41. TOWARDS CENSORSHIP-RESISTANT PUBLISHING

Department: Computer Science & Engineering
Faculty Advisor(s): Alin Deutsch

Primary Student
Name: Emiran Curtmola
Email: emcurtmo@ucsd.edu
Phone: 858-534-9913
Grad Year: 2009
Resume: View Resume

Abstract
As the web evolves, it is becoming easier to form communities based on shared interests, and to create and publish data on a wide variety of topics. With this "democratization of information creation" comes the natural desire to make one's data accessible for querying within the community and also be able to query the global collection that is the union of all local data collections of others within the community. In order to fully deliver on the promise of free data exchange, any community-supporting infrastructure needs to enforce the key requirement of being resistant to censorship by third parties, be they of governmental or of other special interest nature. Censorship resistance precludes some obvious approaches that reuse and build on existing centralized technologies, e.g., search engines, hosted online communities, etc.

We propose a distributed censorship-resistant enabling infrastructure in which data resides only with the publishers owning it. The infrastructure disseminates user queries to publishers, who answer them at their own discretion, under data-location anonymity constraints, i.e., prevent the query forwarding infrastructure from leaking information about which publishers are capable of answering a certain query.

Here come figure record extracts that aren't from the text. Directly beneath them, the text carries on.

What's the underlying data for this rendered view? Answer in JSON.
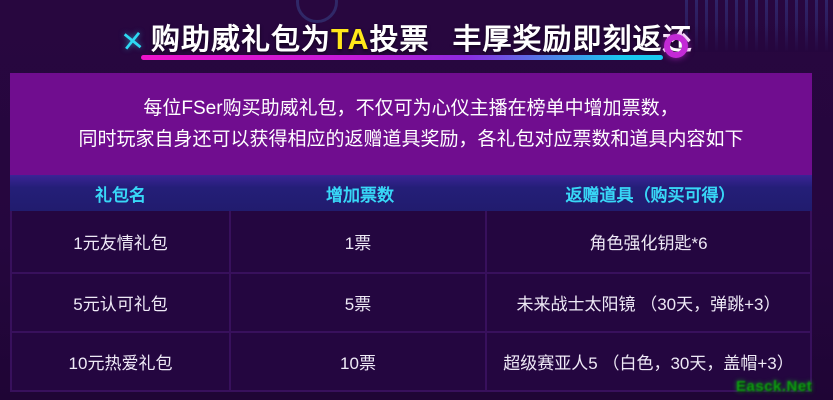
{
  "banner": {
    "x_icon": "✕",
    "title_pre": "购助威礼包为",
    "title_highlight": "TA",
    "title_mid": "投票",
    "title_post": "丰厚奖励即刻返还"
  },
  "intro": {
    "line1": "每位FSer购买助威礼包，不仅可为心仪主播在榜单中增加票数，",
    "line2": "同时玩家自身还可以获得相应的返赠道具奖励，各礼包对应票数和道具内容如下"
  },
  "chart_data": {
    "type": "table",
    "title": "购助威礼包为TA投票 丰厚奖励即刻返还",
    "columns": [
      "礼包名",
      "增加票数",
      "返赠道具（购买可得）"
    ],
    "rows": [
      [
        "1元友情礼包",
        "1票",
        "角色强化钥匙*6"
      ],
      [
        "5元认可礼包",
        "5票",
        "未来战士太阳镜 （30天，弹跳+3）"
      ],
      [
        "10元热爱礼包",
        "10票",
        "超级赛亚人5 （白色，30天，盖帽+3）"
      ]
    ]
  },
  "watermark": "Easck.Net",
  "colors": {
    "background": "#25063e",
    "intro_box": "#700d8f",
    "header_bg": "#241e78",
    "header_text": "#38d7f7",
    "row_bg": "#240640",
    "grid_line": "#38105c",
    "title_highlight": "#ffe71a",
    "accent_cyan": "#2ed9f3",
    "accent_magenta": "#c32ad6",
    "underline_left": "#ee13cb",
    "underline_right": "#19c9ef",
    "watermark_green": "#0e9c12"
  }
}
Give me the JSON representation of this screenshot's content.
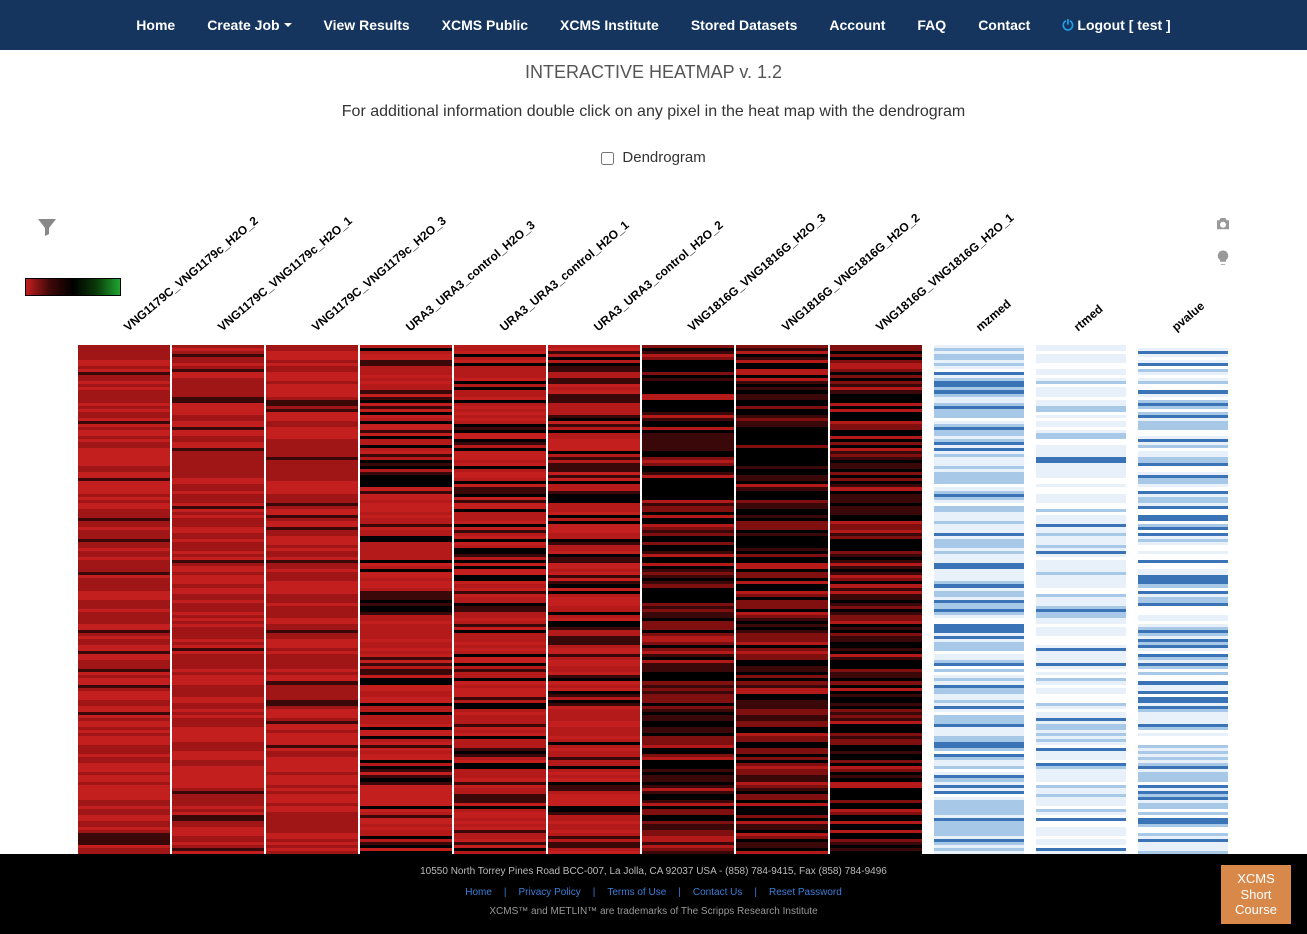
{
  "nav": {
    "items": [
      "Home",
      "Create Job",
      "View Results",
      "XCMS Public",
      "XCMS Institute",
      "Stored Datasets",
      "Account",
      "FAQ",
      "Contact"
    ],
    "dropdown_index": 1,
    "logout_label": "Logout [ test ]"
  },
  "page": {
    "title": "INTERACTIVE HEATMAP v. 1.2",
    "subtitle": "For additional information double click on any pixel in the heat map with the dendrogram",
    "dendrogram_label": "Dendrogram",
    "dendrogram_checked": false
  },
  "heatmap": {
    "column_labels": [
      "VNG1179C_VNG1179c_H2O_2",
      "VNG1179C_VNG1179c_H2O_1",
      "VNG1179C_VNG1179c_H2O_3",
      "URA3_URA3_control_H2O_3",
      "URA3_URA3_control_H2O_1",
      "URA3_URA3_control_H2O_2",
      "VNG1816G_VNG1816G_H2O_3",
      "VNG1816G_VNG1816G_H2O_2",
      "VNG1816G_VNG1816G_H2O_1",
      "mzmed",
      "rtmed",
      "pvalue"
    ],
    "sample_col_width": 94,
    "metric_col_width": 90,
    "metric_gap": 8,
    "rows": 180,
    "groups": [
      {
        "cols": [
          0,
          1,
          2
        ],
        "palette": "red_bright"
      },
      {
        "cols": [
          3,
          4,
          5
        ],
        "palette": "red_mixed"
      },
      {
        "cols": [
          6,
          7,
          8
        ],
        "palette": "red_dark"
      }
    ],
    "metric_palettes": {
      "mzmed": "blue_dense",
      "rtmed": "blue_light",
      "pvalue": "blue_varied"
    },
    "colors": {
      "red_bright_base": "#c31f1f",
      "red_bright_alt": "#a01515",
      "red_mixed_base": "#b51a1a",
      "red_mixed_dark": "#3a0808",
      "black": "#000000",
      "red_dark_base": "#801010",
      "blue_light": "#e8f0fa",
      "blue_mid": "#a8c8e8",
      "blue_dark": "#3b73b7",
      "white": "#ffffff"
    },
    "legend_gradient": [
      "#c31f1f",
      "#400808",
      "#000000",
      "#0a3a0a",
      "#1fa52f"
    ]
  },
  "footer": {
    "address": "10550 North Torrey Pines Road BCC-007, La Jolla, CA 92037 USA - (858) 784-9415, Fax (858) 784-9496",
    "links": [
      "Home",
      "Privacy Policy",
      "Terms of Use",
      "Contact Us",
      "Reset Password"
    ],
    "trademark": "XCMS™ and METLIN™ are trademarks of The Scripps Research Institute",
    "badge": "XCMS Short Course"
  }
}
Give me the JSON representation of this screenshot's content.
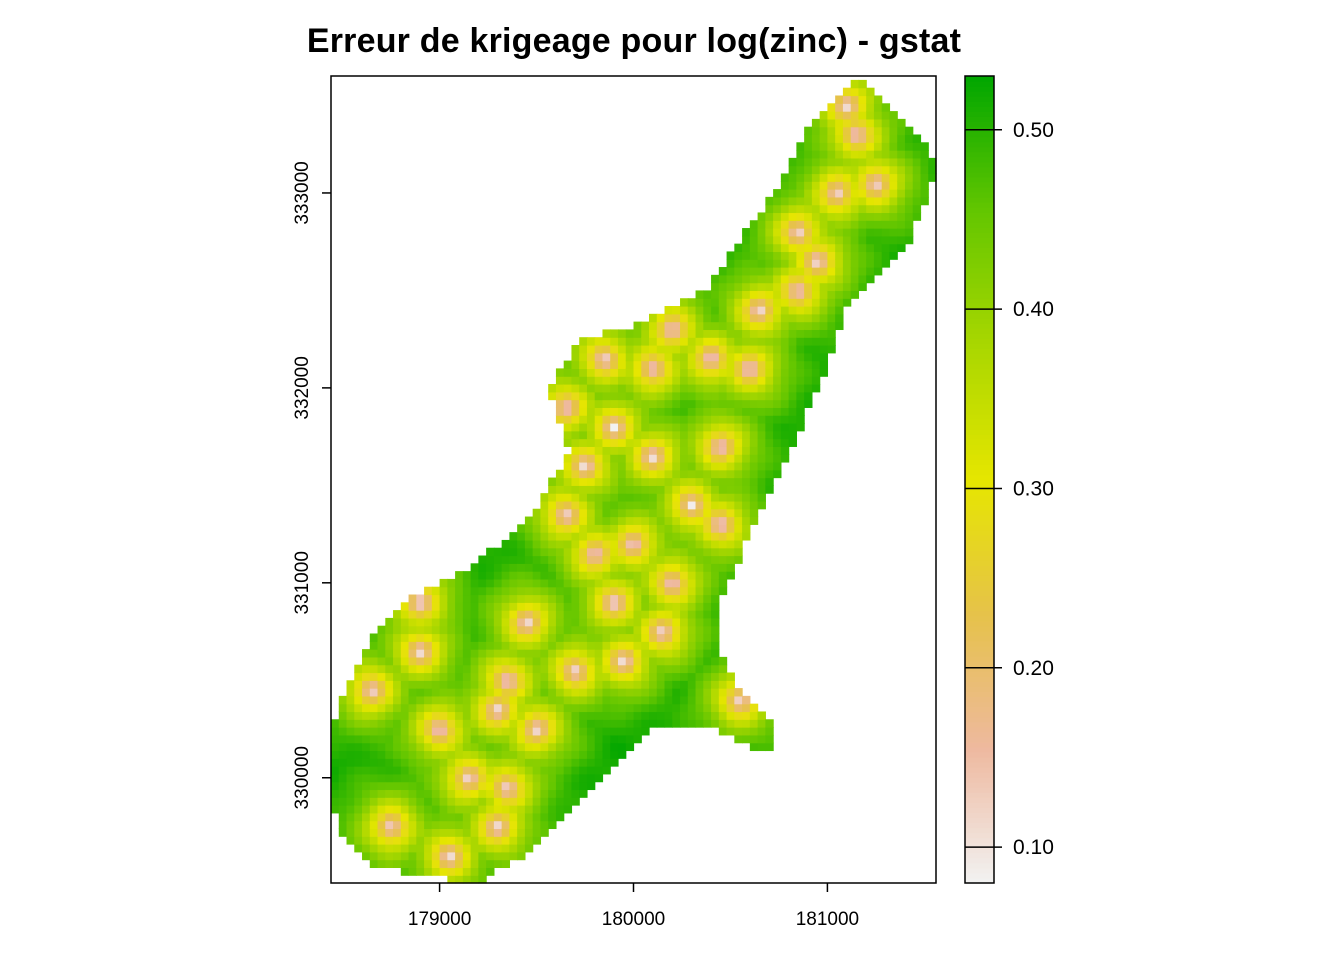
{
  "chart_data": {
    "type": "heatmap",
    "title": "Erreur de krigeage pour log(zinc) - gstat",
    "xlabel": "",
    "ylabel": "",
    "xlim": [
      178440,
      181560
    ],
    "ylim": [
      329460,
      333600
    ],
    "x_ticks": [
      179000,
      180000,
      181000
    ],
    "x_tick_labels": [
      "179000",
      "180000",
      "181000"
    ],
    "y_ticks": [
      330000,
      331000,
      332000,
      333000
    ],
    "y_tick_labels": [
      "330000",
      "331000",
      "332000",
      "333000"
    ],
    "grid": false,
    "cell_size": 40,
    "value_range": [
      0.08,
      0.53
    ],
    "colorbar": {
      "ticks": [
        0.1,
        0.2,
        0.3,
        0.4,
        0.5
      ],
      "tick_labels": [
        "0.10",
        "0.20",
        "0.30",
        "0.40",
        "0.50"
      ],
      "colors": [
        "#f2f2f2",
        "#eeb99f",
        "#e6c24a",
        "#e6e600",
        "#a9d700",
        "#63c600",
        "#00a600"
      ]
    },
    "study_area_outline": [
      [
        178440,
        329900
      ],
      [
        178460,
        330300
      ],
      [
        178560,
        330550
      ],
      [
        178640,
        330700
      ],
      [
        178820,
        330900
      ],
      [
        179100,
        331050
      ],
      [
        179440,
        331300
      ],
      [
        179670,
        331670
      ],
      [
        179560,
        332000
      ],
      [
        179720,
        332240
      ],
      [
        180020,
        332330
      ],
      [
        180380,
        332500
      ],
      [
        180580,
        332800
      ],
      [
        180760,
        333060
      ],
      [
        180920,
        333370
      ],
      [
        181140,
        333600
      ],
      [
        181220,
        333550
      ],
      [
        181520,
        333250
      ],
      [
        181560,
        333100
      ],
      [
        181400,
        332700
      ],
      [
        181100,
        332400
      ],
      [
        180970,
        332050
      ],
      [
        180800,
        331650
      ],
      [
        180600,
        331250
      ],
      [
        180420,
        330850
      ],
      [
        180430,
        330650
      ],
      [
        180590,
        330400
      ],
      [
        180720,
        330280
      ],
      [
        180700,
        330120
      ],
      [
        180430,
        330250
      ],
      [
        180100,
        330240
      ],
      [
        179880,
        330030
      ],
      [
        179700,
        329850
      ],
      [
        179400,
        329580
      ],
      [
        179200,
        329460
      ],
      [
        178900,
        329500
      ],
      [
        178640,
        329560
      ],
      [
        178500,
        329720
      ]
    ],
    "kriging_error": {
      "nugget": 0.085,
      "sill": 0.53,
      "range": 380,
      "low_error_points": [
        [
          178650,
          330450
        ],
        [
          178900,
          330650
        ],
        [
          179000,
          330250
        ],
        [
          179150,
          330000
        ],
        [
          179300,
          329750
        ],
        [
          179500,
          330250
        ],
        [
          179350,
          330500
        ],
        [
          179450,
          330800
        ],
        [
          179700,
          330550
        ],
        [
          179950,
          330600
        ],
        [
          179900,
          330900
        ],
        [
          180150,
          330750
        ],
        [
          180200,
          331000
        ],
        [
          180000,
          331200
        ],
        [
          179800,
          331150
        ],
        [
          179650,
          331350
        ],
        [
          179750,
          331600
        ],
        [
          179900,
          331800
        ],
        [
          179650,
          331900
        ],
        [
          179850,
          332150
        ],
        [
          180100,
          332100
        ],
        [
          180100,
          331650
        ],
        [
          180300,
          331400
        ],
        [
          180450,
          331700
        ],
        [
          180400,
          332150
        ],
        [
          180600,
          332100
        ],
        [
          180650,
          332400
        ],
        [
          180850,
          332500
        ],
        [
          180850,
          332800
        ],
        [
          181050,
          333000
        ],
        [
          181250,
          333050
        ],
        [
          181150,
          333300
        ],
        [
          181100,
          333450
        ],
        [
          180950,
          332650
        ],
        [
          180450,
          331300
        ],
        [
          180550,
          330400
        ],
        [
          178750,
          329750
        ],
        [
          179050,
          329600
        ],
        [
          179300,
          330350
        ],
        [
          178900,
          330900
        ],
        [
          180200,
          332300
        ],
        [
          179350,
          329950
        ]
      ]
    }
  }
}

Given the virtual nature of the global data collection, we study the challenging problem of efficiently locating publishers in the community that contain data items matching a specified query. We propose a distributed index structure, UQDT, that is organized as a union of Query Dissemination Trees (QDTs), and realized on an overlay (i.e., logical) network infrastructure. Each QDT has data publishers as its leaf nodes, and overlay network nodes as its internal nodes; each internal node routes queries to publishers, based on a summary of the data advertised by publishers in its subtrees. We experimentally evaluate design tradeoffs, and demonstrate that UQDT can maximize throughput by preventing any overlay network node from becoming a bottleneck.